Ok, those who are interested. See the very bare github repo: https://github.com/dlakelan/JuliaDataTutorials
You should be able to get notebooks by just running the build.jl script, if you have Weave.jl installed.
The essential format is to split this into a series of Tutorials with paired Discussion. The first one is “BasicDataAndPlots”. Imagine the target audience is a 3rd year undergrad who has at most 1 semester of a computer programming course. The idea is to get them loading some data and producing some plots even if they don’t know how or why, just to see the syntax, maybe play around with it. It should have links to documentation so they can maybe modify plots by reading the discussion.
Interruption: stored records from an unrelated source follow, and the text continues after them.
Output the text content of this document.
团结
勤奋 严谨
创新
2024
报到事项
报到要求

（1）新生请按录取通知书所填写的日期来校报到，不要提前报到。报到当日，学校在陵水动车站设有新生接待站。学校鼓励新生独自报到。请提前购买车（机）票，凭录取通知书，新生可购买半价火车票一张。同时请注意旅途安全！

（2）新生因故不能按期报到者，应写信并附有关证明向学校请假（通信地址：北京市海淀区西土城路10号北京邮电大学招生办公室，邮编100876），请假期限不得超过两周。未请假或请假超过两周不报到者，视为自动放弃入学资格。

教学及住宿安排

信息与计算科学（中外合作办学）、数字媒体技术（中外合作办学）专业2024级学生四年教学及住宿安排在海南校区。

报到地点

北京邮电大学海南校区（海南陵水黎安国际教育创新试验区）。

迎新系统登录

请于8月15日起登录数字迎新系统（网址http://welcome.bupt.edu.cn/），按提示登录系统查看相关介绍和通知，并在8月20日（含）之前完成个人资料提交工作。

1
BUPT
As things go along it should build to the point where we’re answering more meaningful questions and using more advanced ideas in data analysis, mostly from a Bayesian perspective. I’d like to tackle real world and interesting questions, the kind of thing where the answer isn’t clear, and someone who is interested in the topic could start from these tutorials, and then build a little undergrad or Masters level term-paper type project by further research. For the moment though, it’s just getting started.
Question for @kevbonham, how do I make sure Weave doesn’t try to execute a code block when building notebooks/pdf/html? I’m not clear on the syntax for that.
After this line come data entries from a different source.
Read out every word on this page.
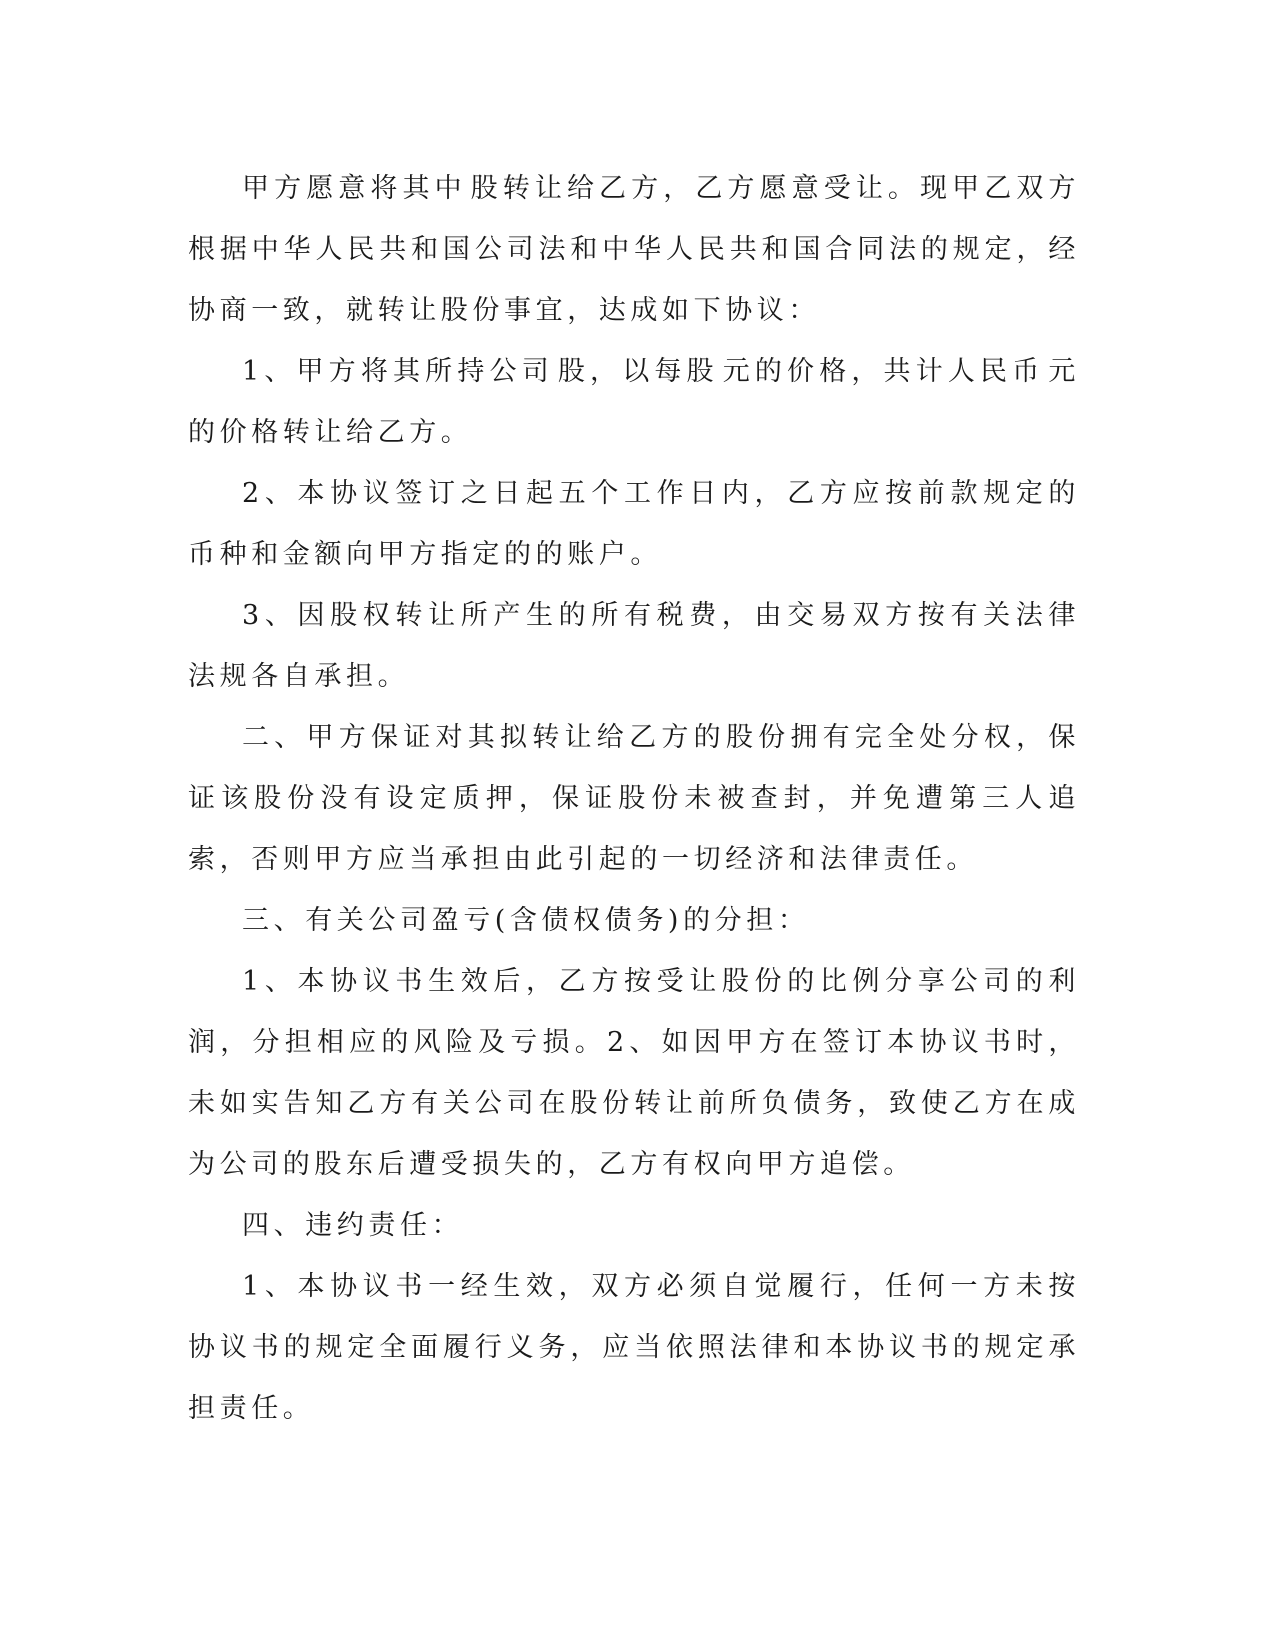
甲方愿意将其中 股转让给乙方，乙方愿意受让。现甲乙双方根据中华人民共和国公司法和中华人民共和国合同法的规定，经协商一致，就转让股份事宜，达成如下协议：

1、甲方将其所持公司 股，以每股 元的价格，共计人民币 元的价格转让给乙方。

2、本协议签订之日起五个工作日内，乙方应按前款规定的币种和金额向甲方指定的的账户。

3、因股权转让所产生的所有税费，由交易双方按有关法律法规各自承担。

二、甲方保证对其拟转让给乙方的股份拥有完全处分权，保证该股份没有设定质押，保证股份未被查封，并免遭第三人追索，否则甲方应当承担由此引起的一切经济和法律责任。

三、有关公司盈亏(含债权债务)的分担：

1、本协议书生效后，乙方按受让股份的比例分享公司的利润，分担相应的风险及亏损。2、如因甲方在签订本协议书时，未如实告知乙方有关公司在股份转让前所负债务，致使乙方在成为公司的股东后遭受损失的，乙方有权向甲方追偿。

四、违约责任：

1、本协议书一经生效，双方必须自觉履行，任何一方未按协议书的规定全面履行义务，应当依照法律和本协议书的规定承担责任。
Having reread it, I can already see that there are some sections I should strip out and push into the Discussion. Also some things I need to add to the Discussion, like how the length units
Doesn’t the code chunk option (http://weavejl.mpastell.com/stable/chunk_options/#Chunk-Options-1)
eval = false do the job?
echo are the ones I use most frequently. They affect whether the code is executed, whether the results are shown, and whether the code is shown, respectively. So
```julia; results=false; echo=false # this code won't show up in the document, but x is available x = 2 ``` ```julia; echo=false # a results block with `5` will show up in the document, but not the code x + 3 ``` ```julia; eval=false # this code block will show up, but won't be evaluated x = 5 ``` ```julia # both this block, and the results (`2`) will show up x ```
Very cool! Looks like a good start - let me know if you’d like help setting this up with Documenter to auto-generate pages (can have html pages built and automatically make links to mybinder for running /downloading the notebooks). I’m in the middle of doing something similar for my course, so hopefully won’t be too much additional effort.
Would love to have help using Documenter and getting things into Binder. I have never used either of those. Binder in particular seems extremely useful for this kind of purpose.
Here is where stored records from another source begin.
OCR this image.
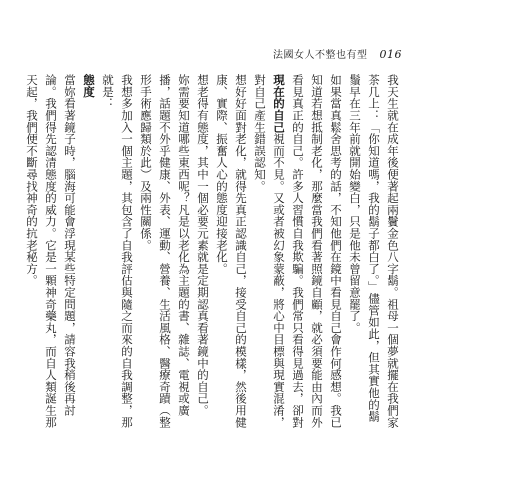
法國女人不整也有型 016

我天生就在成年後便著起兩鬢金色八字鬍。祖母一個夢就擺在我們家茶几上：「你知道嗎，我的鬍子都白了。」儘管如此，但其實他的鬍鬚早在三年前就開始變白，只是他未曾留意罷了。

如果當真鬆舍思考的話，不知他們在鏡中看見自己會作何感想。我已知道若想抵制老化，那麼當我們看著照鏡自顧，就必須要能由內而外看見真正的自己。許多人習慣自我欺騙。我們常只看得見過去，卻對現在的自己視而不見。又或者被幻象蒙蔽，將心中目標與現實混淆，對自己產生錯誤認知。

想好好面對老化，就得先真正認識自己，接受自己的模樣，然後用健康、實際、振奮人心的態度迎接老化。

想老得有態度，其中一個必要元素就是定期認真看著鏡中的自己。

妳需要知道哪些東西呢？凡是以老化為主題的書、雜誌、電視或廣播，話題不外乎健康、外表、運動、營養、生活風格、醫療奇蹟（整形手術應歸類於此）及兩性關係。

我想多加入一個主題，其包含了自我評估與隨之而來的自我調整，那就是：

態度

當妳看著鏡子時，腦海可能會浮現某些特定問題，請容我稍後再討論。我們得先認清態度的威力。它是一顆神奇藥丸，而自人類誕生那天起，我們便不斷尋找神奇的抗老秘方。
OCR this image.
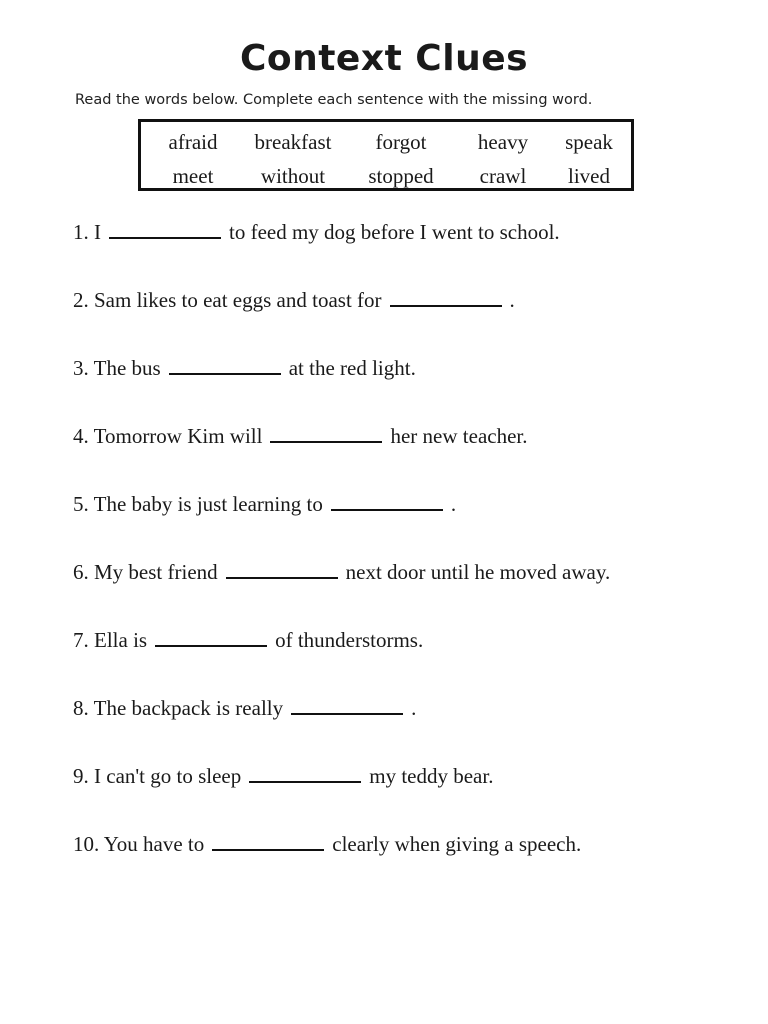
Context Clues
Read the words below. Complete each sentence with the missing word.
afraid	breakfast	forgot	heavy	speak
meet	without	stopped	crawl	lived
1. I	to feed my dog before I went to school.
2. Sam likes to eat eggs and toast for	.
3. The bus	at the red light.
4. Tomorrow Kim will	her new teacher.
5. The baby is just learning to	.
6. My best friend	next door until he moved away.
7. Ella is	of thunderstorms.
8. The backpack is really	.
9. I can't go to sleep	my teddy bear.
10. You have to	clearly when giving a speech.
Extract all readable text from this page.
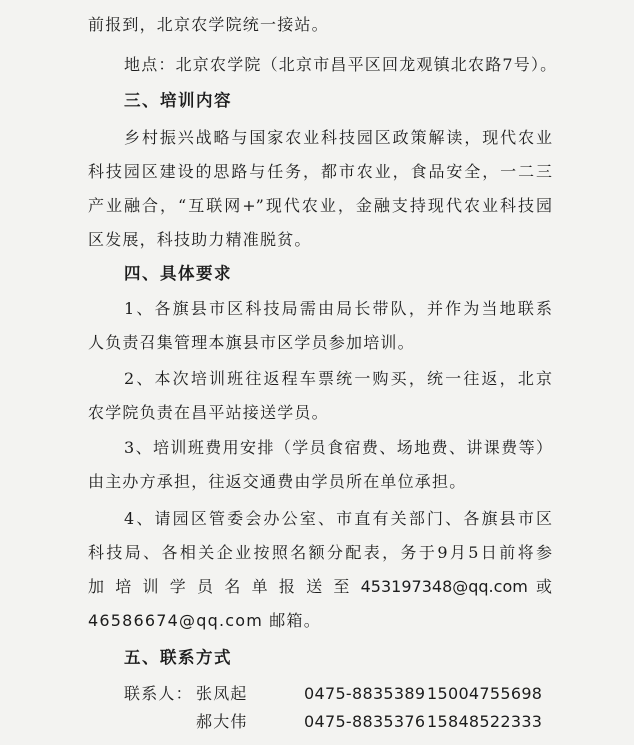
前报到，北京农学院统一接站。
地点：北京农学院（北京市昌平区回龙观镇北农路7号）。
三、培训内容
乡村振兴战略与国家农业科技园区政策解读，现代农业
科技园区建设的思路与任务，都市农业，食品安全，一二三
产业融合，“互联网+”现代农业，金融支持现代农业科技园
区发展，科技助力精准脱贫。
四、具体要求
1、各旗县市区科技局需由局长带队，并作为当地联系
人负责召集管理本旗县市区学员参加培训。
2、本次培训班往返程车票统一购买，统一往返，北京
农学院负责在昌平站接送学员。
3、培训班费用安排（学员食宿费、场地费、讲课费等）
由主办方承担，往返交通费由学员所在单位承担。
4、请园区管委会办公室、市直有关部门、各旗县市区
科技局、各相关企业按照名额分配表，务于9月5日前将参
加 培 训 学 员 名 单 报 送 至 453197348@qq.com 或
46586674@qq.com 邮箱。
五、联系方式
联系人： 张凤起	0475-8835389 15004755698
郝大伟	0475-8835376 15848522333
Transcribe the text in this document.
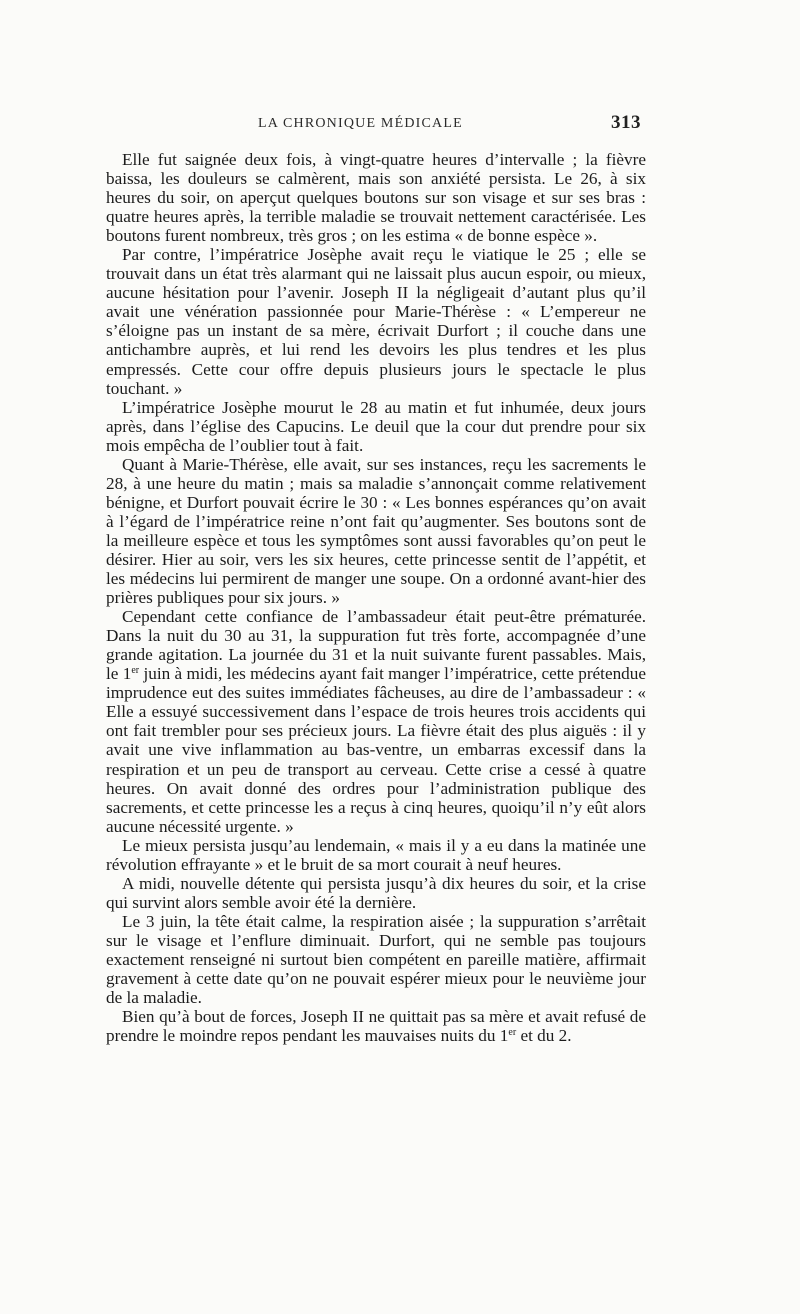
LA CHRONIQUE MÉDICALE	313

Elle fut saignée deux fois, à vingt-quatre heures d’intervalle ; la fièvre baissa, les douleurs se calmèrent, mais son anxiété persista. Le 26, à six heures du soir, on aperçut quelques boutons sur son visage et sur ses bras : quatre heures après, la terrible maladie se trouvait nettement caractérisée. Les boutons furent nombreux, très gros ; on les estima « de bonne espèce ».

Par contre, l’impératrice Josèphe avait reçu le viatique le 25 ; elle se trouvait dans un état très alarmant qui ne laissait plus aucun espoir, ou mieux, aucune hésitation pour l’avenir. Joseph II la négligeait d’autant plus qu’il avait une vénération passionnée pour Marie-Thérèse : « L’empereur ne s’éloigne pas un instant de sa mère, écrivait Durfort ; il couche dans une antichambre auprès, et lui rend les devoirs les plus tendres et les plus empressés. Cette cour offre depuis plusieurs jours le spectacle le plus touchant. »

L’impératrice Josèphe mourut le 28 au matin et fut inhumée, deux jours après, dans l’église des Capucins. Le deuil que la cour dut prendre pour six mois empêcha de l’oublier tout à fait.

Quant à Marie-Thérèse, elle avait, sur ses instances, reçu les sacrements le 28, à une heure du matin ; mais sa maladie s’annonçait comme relativement bénigne, et Durfort pouvait écrire le 30 : « Les bonnes espérances qu’on avait à l’égard de l’impératrice reine n’ont fait qu’augmenter. Ses boutons sont de la meilleure espèce et tous les symptômes sont aussi favorables qu’on peut le désirer. Hier au soir, vers les six heures, cette princesse sentit de l’appétit, et les médecins lui permirent de manger une soupe. On a ordonné avant-hier des prières publiques pour six jours. »

Cependant cette confiance de l’ambassadeur était peut-être prématurée. Dans la nuit du 30 au 31, la suppuration fut très forte, accompagnée d’une grande agitation. La journée du 31 et la nuit suivante furent passables. Mais, le 1er juin à midi, les médecins ayant fait manger l’impératrice, cette prétendue imprudence eut des suites immédiates fâcheuses, au dire de l’ambassadeur : « Elle a essuyé successivement dans l’espace de trois heures trois accidents qui ont fait trembler pour ses précieux jours. La fièvre était des plus aiguës : il y avait une vive inflammation au bas-ventre, un embarras excessif dans la respiration et un peu de transport au cerveau. Cette crise a cessé à quatre heures. On avait donné des ordres pour l’administration publique des sacrements, et cette princesse les a reçus à cinq heures, quoiqu’il n’y eût alors aucune nécessité urgente. »

Le mieux persista jusqu’au lendemain, « mais il y a eu dans la matinée une révolution effrayante » et le bruit de sa mort courait à neuf heures.

A midi, nouvelle détente qui persista jusqu’à dix heures du soir, et la crise qui survint alors semble avoir été la dernière.

Le 3 juin, la tête était calme, la respiration aisée ; la suppuration s’arrêtait sur le visage et l’enflure diminuait. Durfort, qui ne semble pas toujours exactement renseigné ni surtout bien compétent en pareille matière, affirmait gravement à cette date qu’on ne pouvait espérer mieux pour le neuvième jour de la maladie.

Bien qu’à bout de forces, Joseph II ne quittait pas sa mère et avait refusé de prendre le moindre repos pendant les mauvaises nuits du 1er et du 2.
In the end, I’m not teaching courses, but I would be very happy to have others who ARE teaching courses to use these resources in their courses. So whatever seems most useful for that target audience we should do.
Thanks for sharing! I do teach courses in this area, and I would love to have some more resources to share with undergraduates.
+1 for rendered HTML pages of this content. Being able to browse without installing makes it more accessible.
Note that our tutorials are basically rendered script downloadable as notebooks or scripts using Literate + Franklin which might be relevant and more flexible than Weave (I’m biased). I intend to port the R bookdown template over the next few months to Franklin to help people writing series of tutorials present their content
Franklin also allows your content to be published online very easily. That’s a big plus.